Gemeinschaft Sant’Egidio, Italien
 biografie

1. Olympische Spiele und Medaillen

Der erste Platz im Medaillenspiegel der Olympischen Spiele, die gerade in unserer Gastgeberstadt zu Ende gegangen sind, ging an die Vereinigten Staaten, die bekanntermaßen ein Einwanderungsland sind. Unter den ersten fünfzehn Ländern, gemessen an der Anzahl der gewonnenen Medaillen, befinden sich sieben europäische Länder; man muss sich nur einige der Geschichten der siegreichen Athleten ansehen, um zu verstehen, wie viel Europa der Einwanderung zu verdanken hat.

In der italienischen Öffentlichkeit haben diese Olympischen Spiele ein solches Echo ausgelöst, dass die Debatte über die Einwanderung und über einen so entscheidenden Punkt wie die Staatsbürgerschaft wieder aktuell geworden ist. Diesmal nicht in der üblichen ängstlichen und defensiven Form, in der diese Debatte oft geführt wird, sondern mit einer Mischung aus Überraschung, Zufriedenheit, Stolz und Bewunderung.

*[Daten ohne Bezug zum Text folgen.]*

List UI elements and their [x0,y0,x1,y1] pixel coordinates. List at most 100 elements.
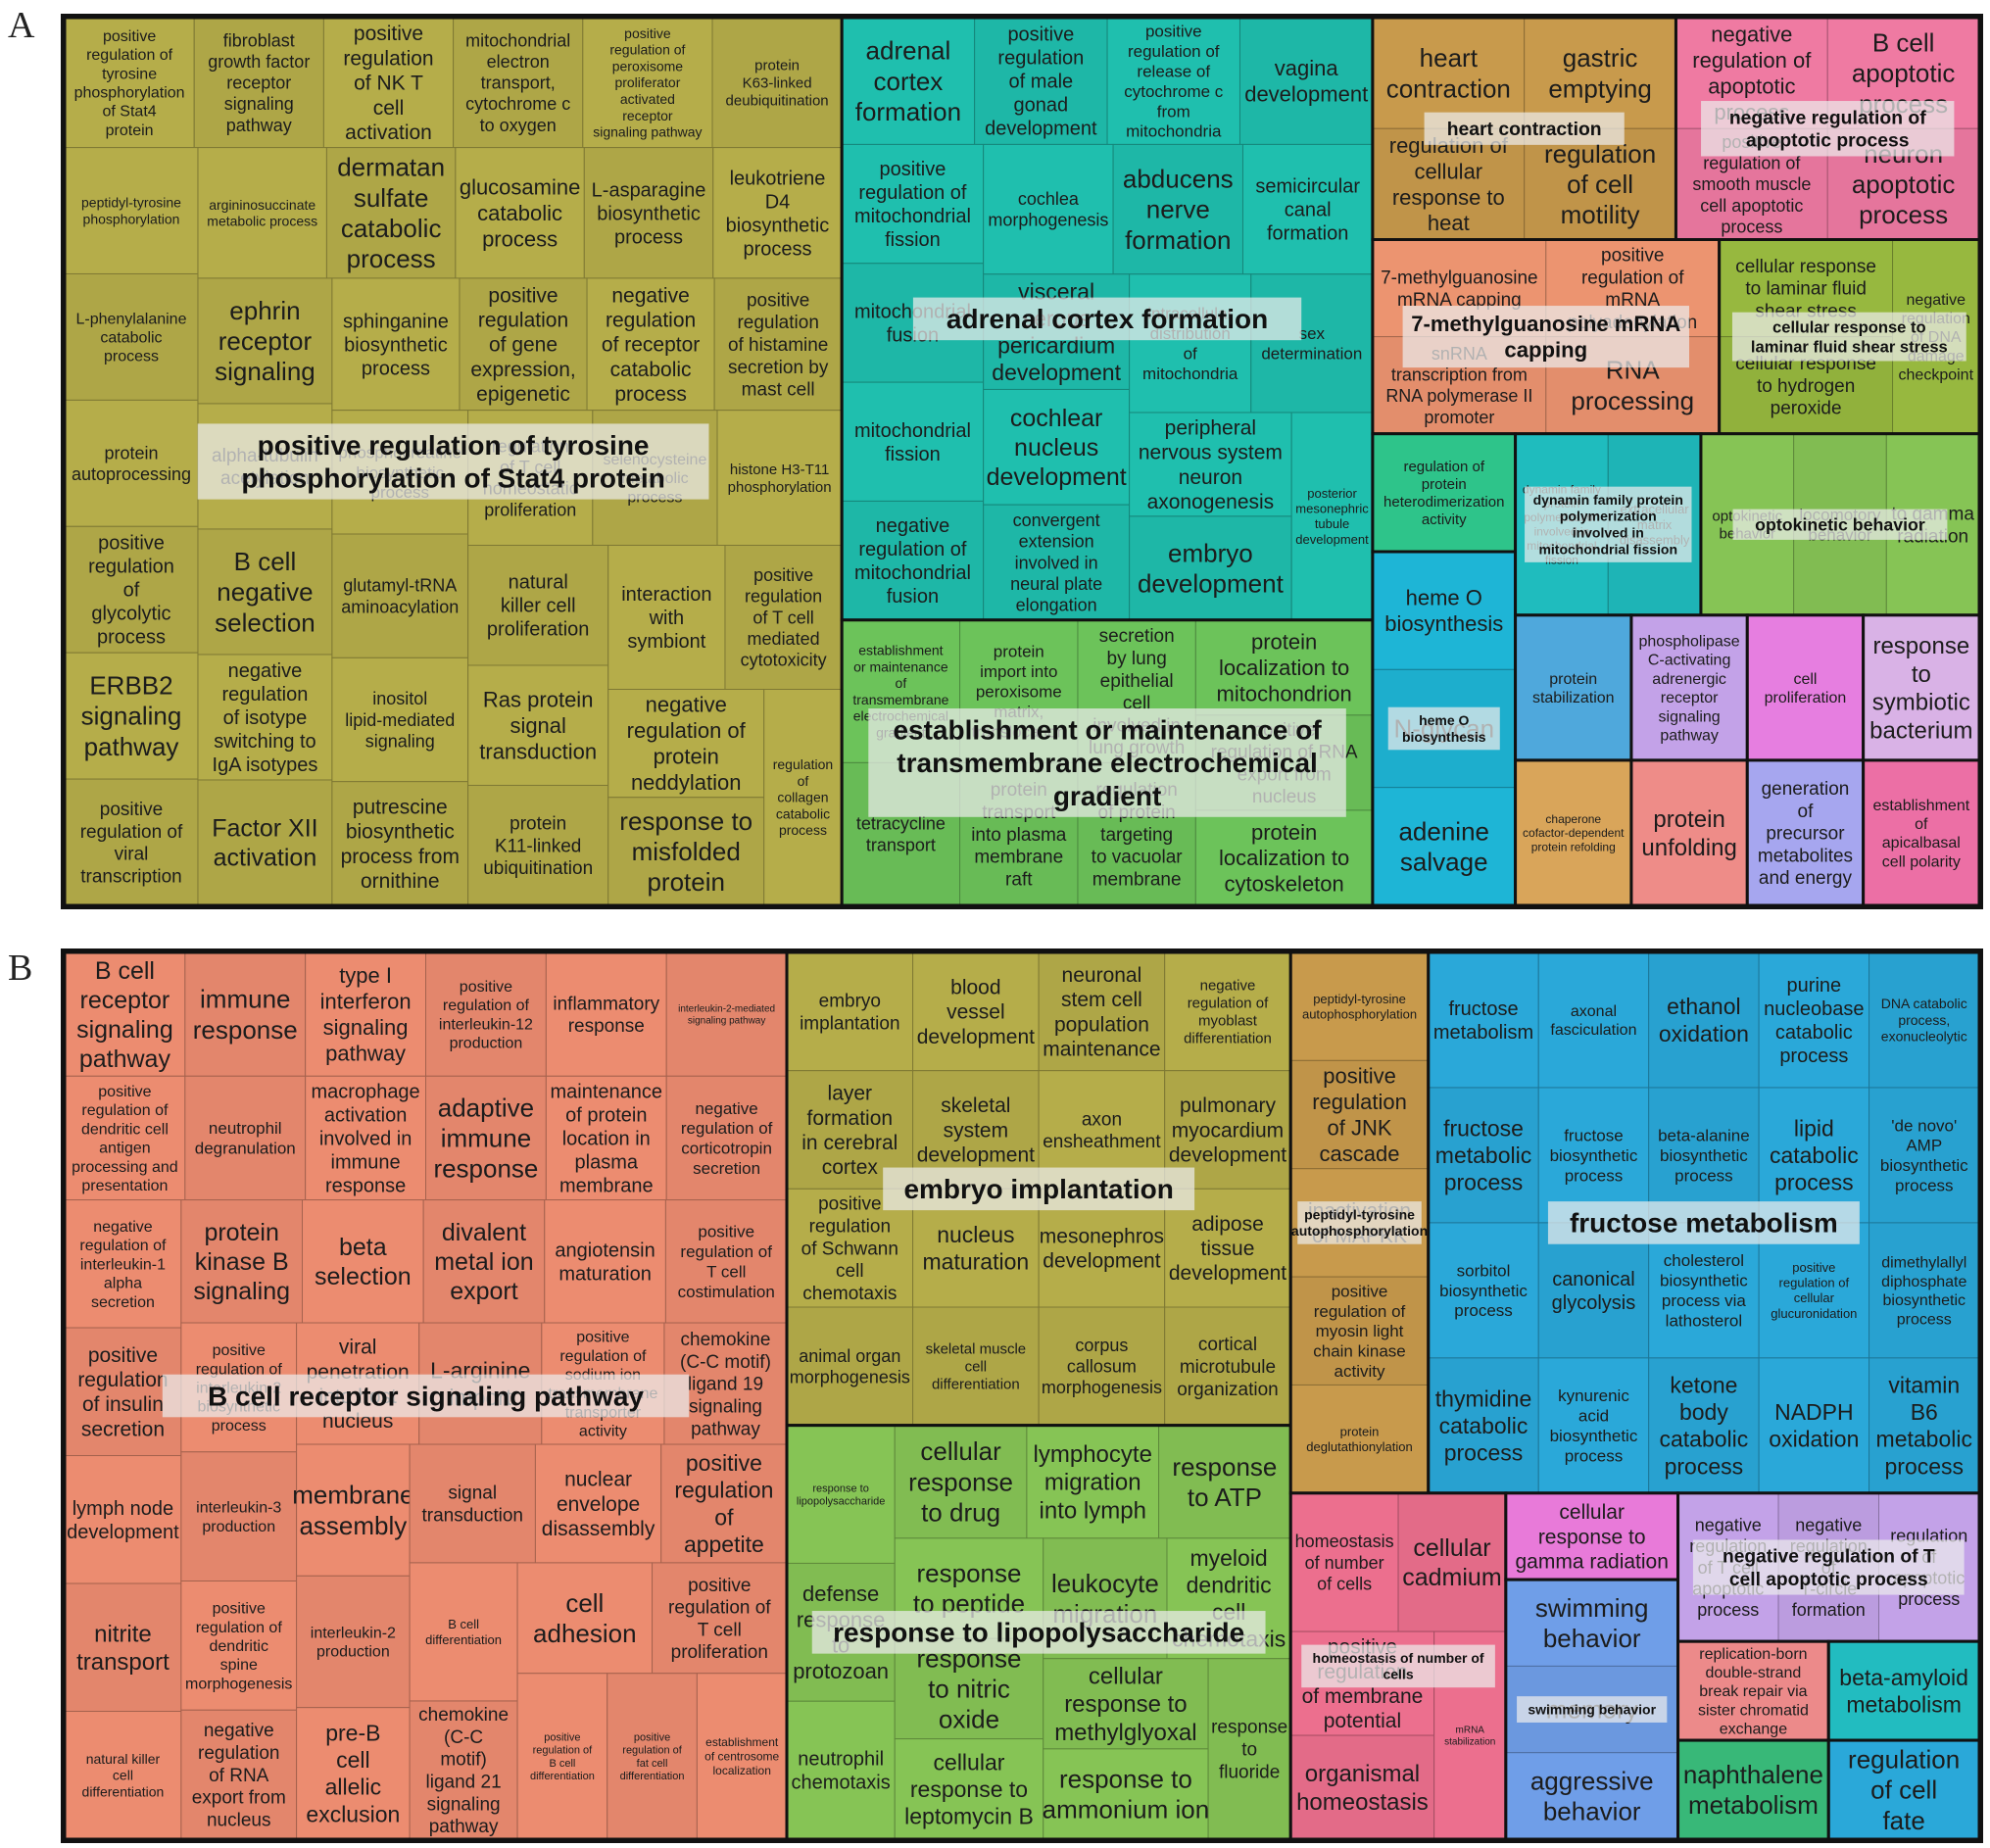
tile-label-response-to-fluoride: response to fluoride [1211,1718,1287,1783]
tile-nuclear-envelope-disassembly [534,1443,662,1564]
tile-cell-proliferation [1746,614,1865,761]
group-7-methylguanosine-mrna-capping-label-bg [1402,306,1689,368]
tile-label-establishment-of-apicalbasal-cell-polarity: establishment of apicalbasal cell polarity [1872,798,1969,871]
tile-neutrophil-chemotaxis [786,1700,896,1839]
tile-b-cell-receptor-signaling-pathway [65,952,186,1077]
tile-label-inflammatory-response: inflammatory response [553,994,659,1037]
tile-positive-regulation-of-glycolytic-process [65,525,199,654]
tile-label-positive-regulation-of-appetite: positive regulation of appetite [674,1450,773,1557]
tile-label-dimethylallyl-diphosphate-biosynthetic-process: dimethylallyl diphosphate biosynthetic proc… [1881,1255,1966,1329]
tile-label-interleukin-3-production: interleukin-3 production [196,1500,281,1535]
group-establishment-or-maintenance-of-transmembrane-el-label-bg [868,707,1346,817]
tile-label-regulation-of-cellular-response-to-heat: regulation of cellular response to heat [1389,133,1509,235]
tile-regulation-of-cell-fate [1827,1739,1979,1839]
tile-cellular-response-to-drug [894,1425,1028,1539]
treemap-b-svg: B cell receptor signaling pathway immune resp… [65,952,1979,1839]
group-fructose-metabolism-label-bg [1547,1201,1860,1244]
tile-label-sphinganine-biosynthetic-process: sphinganine biosynthetic process [343,311,449,379]
tile-label-adaptive-immune-response: adaptive immune response [433,1093,538,1183]
tile-label-protein-deglutathionylation: protein deglutathionylation [1306,1424,1412,1454]
tile-label-positive-regulation-of-mitochondrial-fission: positive regulation of mitochondrial fissio… [854,159,971,251]
tile-label-cellular-response-to-drug: cellular response to drug [908,1436,1013,1527]
tile-label-de-novo-amp-biosynthetic-process: 'de novo' AMP biosynthetic process [1880,1116,1968,1194]
tile-label-beta-amyloid-metabolism: beta-amyloid metabolism [1839,1665,1968,1718]
treemap-panel-b: B cell receptor signaling pathway immune resp… [61,948,1983,1843]
tile-label-erbb2-signaling-pathway: ERBB2 signaling pathway [81,671,182,761]
tile-label-pulmonary-myocardium-development: pulmonary myocardium development [1169,1094,1286,1166]
tile-type-i-interferon-signaling-pathway [305,952,427,1077]
tile-label-positive-regulation-of-myosin-light-chain-kinase: positive regulation of myosin light chain k… [1313,1282,1406,1381]
tile-protein-kinase-b-signaling [180,1199,304,1324]
group-fructose-metabolism-label: fructose metabolism [1570,1208,1838,1239]
tile-ethanol-oxidation [1648,952,1760,1089]
tile-negative-regulation-of-isotype-switching-to-iga- [197,654,333,781]
tile-label-glucosamine-catabolic-process: glucosamine catabolic process [460,175,581,252]
tile-label-vagina-development: vagina development [1244,56,1368,106]
tile-label-posterior-mesonephric-tubule-development: posterior mesonephric tubule development [1295,486,1369,547]
tile-label-dermatan-sulfate-catabolic-process: dermatan sulfate catabolic process [337,153,445,274]
tile-label-positive-regulation-of-glycolytic-process: positive regulation of glycolytic process [88,533,174,649]
tile-positive-regulation-of-nk-t-cell-activation [322,18,455,149]
tile-label-adrenal-cortex-formation: adrenal cortex formation [855,36,961,126]
tile-label-natural-killer-cell-differentiation: natural killer cell differentiation [82,1751,165,1800]
tile-divalent-metal-ion-export [422,1199,546,1324]
group-establishment-or-maintenance-of-transmembrane-el-label: establishment or maintenance of transmemb… [893,715,1322,811]
tile-label-fructose-metabolism: fructose metabolism [1433,998,1533,1044]
tile-label-nucleus-maturation: nucleus maturation [923,1222,1030,1275]
tile-negative-regulation-of-myoblast-differentiation [1164,952,1291,1072]
tile-label-b-cell-differentiation: B cell differentiation [425,1617,502,1647]
tile-label-positive-regulation-of-peroxisome-proliferator-a: positive regulation of peroxisome prolifera… [593,25,702,140]
tile-cochlea-morphogenesis [983,143,1114,275]
tile-label-negative-regulation-of-interleukin-1-alpha-secre: negative regulation of interleukin-1 alpha s… [79,1219,167,1311]
tile-sorbitol-biosynthetic-process [1428,1222,1539,1359]
tile-regulation-of-protein-heterodimerization-activit [1372,433,1517,553]
tile-label-protein-stabilization: protein stabilization [1532,671,1615,706]
tile-label-positive-regulation-of-dendritic-cell-antigen-pr: positive regulation of dendritic cell antig… [72,1084,178,1194]
tile-b-cell-differentiation [409,1562,518,1702]
tile-label-positive-regulation-of-interleukin-12-production: positive regulation of interleukin-12 produ… [439,979,533,1052]
tile-label-positive-regulation-of-jnk-cascade: positive regulation of JNK cascade [1312,1064,1407,1166]
group-homeostasis-of-number-of-cells-label: homeostasis of number of cells [1313,1650,1484,1682]
tile-interleukin-3-production [180,1451,298,1582]
tile-label-sex-determination: sex determination [1261,324,1362,363]
tile-label-cholesterol-biosynthetic-process-via-lathosterol: cholesterol biosynthetic process via lathos… [1660,1251,1748,1330]
tile-regulation-of-collagen-catabolic-process [763,688,843,905]
tile-cellular-response-to-methylglyoxal [1043,1658,1209,1750]
tile-label-fibroblast-growth-factor-receptor-signaling-path: fibroblast growth factor receptor signaling… [208,30,310,134]
tile-label-neuronal-stem-cell-population-maintenance: neuronal stem cell population maintenance [1043,964,1160,1061]
tile-label-defense-response-to-protozoan: defenseresponsetoprotozoan [793,1581,889,1683]
group-dynamin-family-protein-polymerization-involved-i-label-bg [1525,486,1692,562]
group-dynamin-family-protein-polymerization-involved-i-label: dynamin family protein polymerization invo… [1533,492,1683,557]
tile-label-chemokine-c-c-motif-ligand-19-signaling-pathway: chemokine (C-C motif) ligand 19 signaling pa… [680,1330,771,1439]
tile-neutrophil-degranulation [184,1075,307,1201]
tile-label-7-methylguanosine-mrna-capping: 7-methylguanosine mRNA capping [1381,267,1538,311]
tile-putrescine-biosynthetic-process-from-ornithine [331,781,469,905]
tile-label-cell-adhesion: cell adhesion [533,1588,637,1648]
tile-convergent-extension-involved-in-neural-plate-el [983,504,1131,621]
tile-label-thymidine-catabolic-process: thymidine catabolic process [1435,1386,1531,1465]
tile-label-b-cell-receptor-signaling-pathway: B cell receptor signaling pathway [76,957,173,1073]
tile-label-peptidyl-tyrosine-phosphorylation: peptidyl-tyrosine phosphorylation [81,195,181,227]
tile-label-negative-regulation-of-receptor-catabolic-proces: negative regulation of receptor catabolic pr… [602,284,700,406]
tile-cholesterol-biosynthetic-process-via-lathosterol [1648,1222,1760,1359]
tile-label-replication-born-double-strand-break-repair-via-: replication-born double-strand break repai… [1698,1646,1809,1738]
tile-label-cellular-response-to-methylglyoxal: cellular response to methylglyoxal [1054,1663,1196,1746]
tile-cell-adhesion [516,1562,654,1675]
tile-positive-regulation-of-jnk-cascade [1289,1059,1430,1170]
tile-label-membrane-assembly: membrane assembly [292,1481,413,1540]
group-homeostasis-of-number-of-cells-label-bg [1301,1644,1495,1688]
tile-label-cellular-response-to-gamma-radiation: cellular response to gamma radiation [1515,1501,1668,1573]
tile-cochlear-nucleus-development [983,388,1131,506]
tile-nitrite-transport [65,1582,182,1713]
tile-label-negative-regulation-of-protein-neddylation: negative regulation of protein neddylation [627,693,747,795]
tile-protein-autoprocessing [65,399,199,527]
tile-positive-regulation-of-male-gonad-development [974,18,1108,145]
tile-label-negative-regulation-of-rna-export-from-nucleus: negative regulation of RNA export from nucle… [192,1721,286,1830]
tile-semicircular-canal-formation [1241,143,1374,275]
tile-label-histone-h3-t11-phosphorylation: histone H3-T11 phosphorylation [728,462,832,496]
tile-label-peptidyl-tyrosine-autophosphorylation: peptidyl-tyrosine autophosphorylation [1302,992,1417,1022]
tile-label-chemokine-c-c-motif-ligand-21-signaling-pathway: chemokine (C-C motif) ligand 21 signaling pat… [418,1705,509,1837]
tile-abducens-nerve-formation [1112,143,1243,275]
tile-label-signal-transduction: signal transduction [421,1483,523,1527]
tile-peptidyl-tyrosine-phosphorylation [65,147,199,274]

Eine Freude über die italienischen Medaillen, eine Freude vor einem Hintergrund von Bildern, die die gemischte Realität der europäischen Länder gut darstellen. Wie es das Foto des italienischen Volleyballteams der Frauen in der Umarmung und beim Austausch der Goldmedaillen zwischen Miriam Silla und Anna Danesi gut verdeutlicht.

Ein paar Geschichten erklären diese Realität gut.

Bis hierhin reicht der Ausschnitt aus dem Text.